11 Compensation and claims
11.1 Orlo shall be liable for Data Protection Losses (howsoever arising, whether in contract, tort (including negligence) or otherwise) under or in connection with our Contract:
11.1.1 only to the extent caused by the processing of Protected Data under our Contract and directly resulting from our breach of our Contract;
11.1.2 in no circumstances to the extent that any Data Protection Losses (or the circumstances giving rise to them) are contributed to or caused by any breach of our Contract by you (including in accordance with paragraph 3.1.3 (b)); and
11.1.3 any liability under this paragraph 11 (Compensation and claims) shall be subject to the limits of liability set out in the Contract (Clause I Disclaimer and Limitation of Liability).

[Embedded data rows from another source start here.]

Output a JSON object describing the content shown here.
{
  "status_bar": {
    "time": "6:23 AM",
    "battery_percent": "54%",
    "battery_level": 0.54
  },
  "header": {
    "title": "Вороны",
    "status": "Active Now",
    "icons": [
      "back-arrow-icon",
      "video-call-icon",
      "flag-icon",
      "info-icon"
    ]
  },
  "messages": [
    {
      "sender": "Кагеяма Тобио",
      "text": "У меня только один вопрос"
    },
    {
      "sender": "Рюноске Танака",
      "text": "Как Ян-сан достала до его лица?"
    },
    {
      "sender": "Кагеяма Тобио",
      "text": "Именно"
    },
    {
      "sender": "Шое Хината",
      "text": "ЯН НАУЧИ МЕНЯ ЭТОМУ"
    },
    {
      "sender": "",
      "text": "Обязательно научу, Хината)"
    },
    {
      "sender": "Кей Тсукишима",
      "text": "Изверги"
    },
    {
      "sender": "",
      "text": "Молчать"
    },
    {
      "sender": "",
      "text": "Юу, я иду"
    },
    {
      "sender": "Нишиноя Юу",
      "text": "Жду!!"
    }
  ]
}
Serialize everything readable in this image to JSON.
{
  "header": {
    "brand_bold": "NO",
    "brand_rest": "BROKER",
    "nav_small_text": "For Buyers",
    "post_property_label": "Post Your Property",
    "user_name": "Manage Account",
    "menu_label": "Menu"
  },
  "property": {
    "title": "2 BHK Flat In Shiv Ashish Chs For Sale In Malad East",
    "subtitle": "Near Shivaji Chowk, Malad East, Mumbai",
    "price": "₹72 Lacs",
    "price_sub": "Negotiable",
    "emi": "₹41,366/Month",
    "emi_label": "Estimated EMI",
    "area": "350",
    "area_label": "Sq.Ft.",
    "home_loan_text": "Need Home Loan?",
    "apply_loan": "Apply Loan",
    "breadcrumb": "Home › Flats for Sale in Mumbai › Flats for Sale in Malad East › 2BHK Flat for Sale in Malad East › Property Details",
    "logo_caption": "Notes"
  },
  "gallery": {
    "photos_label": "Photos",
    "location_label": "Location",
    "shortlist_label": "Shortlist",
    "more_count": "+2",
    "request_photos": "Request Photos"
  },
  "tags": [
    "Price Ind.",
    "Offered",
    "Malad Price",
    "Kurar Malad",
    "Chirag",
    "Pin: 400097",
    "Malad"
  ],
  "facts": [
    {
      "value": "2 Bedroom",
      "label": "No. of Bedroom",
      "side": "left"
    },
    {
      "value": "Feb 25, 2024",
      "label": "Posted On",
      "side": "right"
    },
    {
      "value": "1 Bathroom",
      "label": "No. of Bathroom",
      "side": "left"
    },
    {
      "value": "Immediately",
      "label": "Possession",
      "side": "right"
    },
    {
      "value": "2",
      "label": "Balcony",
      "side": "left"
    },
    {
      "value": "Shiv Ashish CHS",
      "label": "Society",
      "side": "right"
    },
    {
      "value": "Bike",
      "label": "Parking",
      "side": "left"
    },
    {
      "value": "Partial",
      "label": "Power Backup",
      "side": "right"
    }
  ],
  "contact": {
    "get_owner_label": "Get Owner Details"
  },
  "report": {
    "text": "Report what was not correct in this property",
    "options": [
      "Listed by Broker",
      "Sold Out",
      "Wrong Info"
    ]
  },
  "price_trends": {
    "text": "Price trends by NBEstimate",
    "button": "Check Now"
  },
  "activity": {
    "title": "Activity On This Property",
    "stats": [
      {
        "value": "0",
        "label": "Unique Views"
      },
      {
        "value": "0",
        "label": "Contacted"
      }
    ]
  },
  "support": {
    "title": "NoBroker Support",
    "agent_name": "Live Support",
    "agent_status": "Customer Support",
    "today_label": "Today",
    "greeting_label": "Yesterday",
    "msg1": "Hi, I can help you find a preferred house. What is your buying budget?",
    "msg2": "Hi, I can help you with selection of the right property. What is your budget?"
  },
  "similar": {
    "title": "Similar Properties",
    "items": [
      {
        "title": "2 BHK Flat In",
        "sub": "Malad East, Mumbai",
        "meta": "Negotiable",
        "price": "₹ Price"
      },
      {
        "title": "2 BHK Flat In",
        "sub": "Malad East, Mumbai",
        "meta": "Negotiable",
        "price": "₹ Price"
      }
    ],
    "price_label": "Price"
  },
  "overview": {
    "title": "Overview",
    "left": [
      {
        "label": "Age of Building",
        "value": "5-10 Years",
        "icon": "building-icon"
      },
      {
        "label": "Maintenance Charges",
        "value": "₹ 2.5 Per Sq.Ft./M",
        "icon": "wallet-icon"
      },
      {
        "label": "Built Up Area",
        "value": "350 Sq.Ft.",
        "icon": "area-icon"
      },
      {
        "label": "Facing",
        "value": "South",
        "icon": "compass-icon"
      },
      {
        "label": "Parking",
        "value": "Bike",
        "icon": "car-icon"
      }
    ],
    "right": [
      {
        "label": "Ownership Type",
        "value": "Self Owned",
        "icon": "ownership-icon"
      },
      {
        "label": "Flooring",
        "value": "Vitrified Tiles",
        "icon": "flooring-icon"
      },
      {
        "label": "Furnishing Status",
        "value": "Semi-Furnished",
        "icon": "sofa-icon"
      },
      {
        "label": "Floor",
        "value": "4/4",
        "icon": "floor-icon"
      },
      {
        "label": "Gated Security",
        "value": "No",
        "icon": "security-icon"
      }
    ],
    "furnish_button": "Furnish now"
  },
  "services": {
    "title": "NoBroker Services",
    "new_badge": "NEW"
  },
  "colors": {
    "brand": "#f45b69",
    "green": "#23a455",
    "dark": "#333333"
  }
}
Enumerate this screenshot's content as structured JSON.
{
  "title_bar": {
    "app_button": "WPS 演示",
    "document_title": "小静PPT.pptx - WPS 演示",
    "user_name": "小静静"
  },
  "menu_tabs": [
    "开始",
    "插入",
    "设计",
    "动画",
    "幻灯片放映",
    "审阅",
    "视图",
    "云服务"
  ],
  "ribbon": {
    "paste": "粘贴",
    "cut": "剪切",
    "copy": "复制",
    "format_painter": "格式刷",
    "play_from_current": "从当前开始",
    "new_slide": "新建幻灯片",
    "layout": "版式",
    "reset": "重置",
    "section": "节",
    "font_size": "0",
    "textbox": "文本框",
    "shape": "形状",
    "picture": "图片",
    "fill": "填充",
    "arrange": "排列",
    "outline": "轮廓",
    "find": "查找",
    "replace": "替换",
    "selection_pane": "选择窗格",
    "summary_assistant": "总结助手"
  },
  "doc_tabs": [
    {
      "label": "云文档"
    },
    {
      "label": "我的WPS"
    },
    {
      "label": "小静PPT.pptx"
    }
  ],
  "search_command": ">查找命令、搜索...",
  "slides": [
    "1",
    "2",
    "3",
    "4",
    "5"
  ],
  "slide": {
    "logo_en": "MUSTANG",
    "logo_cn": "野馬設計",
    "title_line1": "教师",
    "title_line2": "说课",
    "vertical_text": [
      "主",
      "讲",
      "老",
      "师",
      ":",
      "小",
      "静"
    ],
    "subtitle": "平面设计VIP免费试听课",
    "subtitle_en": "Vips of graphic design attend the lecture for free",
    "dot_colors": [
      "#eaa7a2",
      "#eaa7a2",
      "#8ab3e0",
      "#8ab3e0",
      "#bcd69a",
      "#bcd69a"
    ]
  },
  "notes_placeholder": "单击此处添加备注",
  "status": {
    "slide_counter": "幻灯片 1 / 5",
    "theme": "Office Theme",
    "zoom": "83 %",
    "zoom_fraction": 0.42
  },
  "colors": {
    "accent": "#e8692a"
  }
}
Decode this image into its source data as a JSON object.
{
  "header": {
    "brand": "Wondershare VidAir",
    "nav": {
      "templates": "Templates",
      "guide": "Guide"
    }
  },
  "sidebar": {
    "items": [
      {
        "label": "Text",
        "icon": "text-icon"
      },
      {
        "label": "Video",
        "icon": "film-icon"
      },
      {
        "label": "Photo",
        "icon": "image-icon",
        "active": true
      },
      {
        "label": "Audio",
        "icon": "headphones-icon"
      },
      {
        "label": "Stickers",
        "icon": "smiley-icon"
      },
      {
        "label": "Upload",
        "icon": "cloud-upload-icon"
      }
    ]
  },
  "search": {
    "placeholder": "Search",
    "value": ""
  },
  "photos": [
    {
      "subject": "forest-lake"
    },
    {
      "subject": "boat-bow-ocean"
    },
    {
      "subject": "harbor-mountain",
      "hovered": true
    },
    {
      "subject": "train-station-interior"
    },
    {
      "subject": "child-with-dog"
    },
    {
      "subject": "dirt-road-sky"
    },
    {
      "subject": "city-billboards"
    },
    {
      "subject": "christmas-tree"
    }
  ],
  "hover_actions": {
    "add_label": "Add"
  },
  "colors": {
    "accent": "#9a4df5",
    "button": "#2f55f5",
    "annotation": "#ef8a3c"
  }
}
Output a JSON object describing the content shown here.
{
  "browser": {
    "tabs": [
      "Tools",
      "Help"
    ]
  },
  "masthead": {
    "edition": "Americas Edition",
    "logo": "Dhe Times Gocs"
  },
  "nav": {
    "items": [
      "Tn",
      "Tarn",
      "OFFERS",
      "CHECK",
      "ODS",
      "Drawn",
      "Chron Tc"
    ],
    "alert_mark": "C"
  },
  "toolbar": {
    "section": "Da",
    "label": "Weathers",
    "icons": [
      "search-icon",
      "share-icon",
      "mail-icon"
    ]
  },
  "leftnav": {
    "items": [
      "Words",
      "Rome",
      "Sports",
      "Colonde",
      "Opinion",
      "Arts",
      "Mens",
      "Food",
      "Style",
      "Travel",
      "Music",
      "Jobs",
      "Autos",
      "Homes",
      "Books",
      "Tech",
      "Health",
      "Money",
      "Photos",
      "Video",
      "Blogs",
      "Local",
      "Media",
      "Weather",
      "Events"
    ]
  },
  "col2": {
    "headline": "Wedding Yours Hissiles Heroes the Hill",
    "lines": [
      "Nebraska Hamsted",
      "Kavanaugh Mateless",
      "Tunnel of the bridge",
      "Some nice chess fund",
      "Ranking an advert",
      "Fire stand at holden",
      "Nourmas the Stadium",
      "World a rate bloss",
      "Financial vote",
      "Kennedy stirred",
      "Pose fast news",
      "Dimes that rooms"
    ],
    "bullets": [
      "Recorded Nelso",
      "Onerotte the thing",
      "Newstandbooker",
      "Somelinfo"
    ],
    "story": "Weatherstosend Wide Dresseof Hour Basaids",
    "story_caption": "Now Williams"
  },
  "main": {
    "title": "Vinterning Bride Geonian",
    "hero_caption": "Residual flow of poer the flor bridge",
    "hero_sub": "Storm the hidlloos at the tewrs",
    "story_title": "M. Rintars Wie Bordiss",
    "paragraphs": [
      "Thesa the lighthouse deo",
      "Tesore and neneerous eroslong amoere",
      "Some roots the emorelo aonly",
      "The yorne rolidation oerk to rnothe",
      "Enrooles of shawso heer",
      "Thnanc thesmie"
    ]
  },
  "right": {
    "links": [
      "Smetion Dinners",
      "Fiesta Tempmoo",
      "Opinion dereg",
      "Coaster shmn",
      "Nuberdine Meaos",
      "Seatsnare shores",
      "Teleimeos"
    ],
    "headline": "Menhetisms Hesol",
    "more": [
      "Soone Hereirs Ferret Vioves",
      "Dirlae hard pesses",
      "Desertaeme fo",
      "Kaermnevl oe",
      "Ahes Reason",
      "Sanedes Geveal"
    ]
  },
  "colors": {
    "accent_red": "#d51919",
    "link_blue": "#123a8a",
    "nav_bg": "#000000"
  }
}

11.2 If a party receives a compensation claim from a person relating to processing of Protected Data in connection with our Contract or the Services, it shall promptly provide the other party with notice and full details of such claim. The party with conduct of the action shall:
11.2.1 make no admission of liability nor agree to any settlement or compromise of the relevant claim without the prior written consent of the other party (which shall not be unreasonably withheld or delayed); and
11.2.2 consult fully with the other party in relation to any such action but the terms of any settlement or compromise of the claim will be exclusively the decision of the party that is responsible under our Contract for paying the compensation.
11.3 The parties agree that you shall not be entitled to claim back from us any part of any compensation paid by you in respect of such damage to the extent that you are liable to indemnify or otherwise compensate us in accordance with our Contract.
11.4 This paragraph 11 is intended to apply to the allocation of liability for Data Protection Losses as between the parties, including with respect to compensation to Data Subjects, notwithstanding any provisions under Data Protection Legislation to the contrary, except:
11.4.1 to the extent not permitted by Data Protection Legislation; and
11.4.2 that it does not affect the liability of either party to any Data Subject.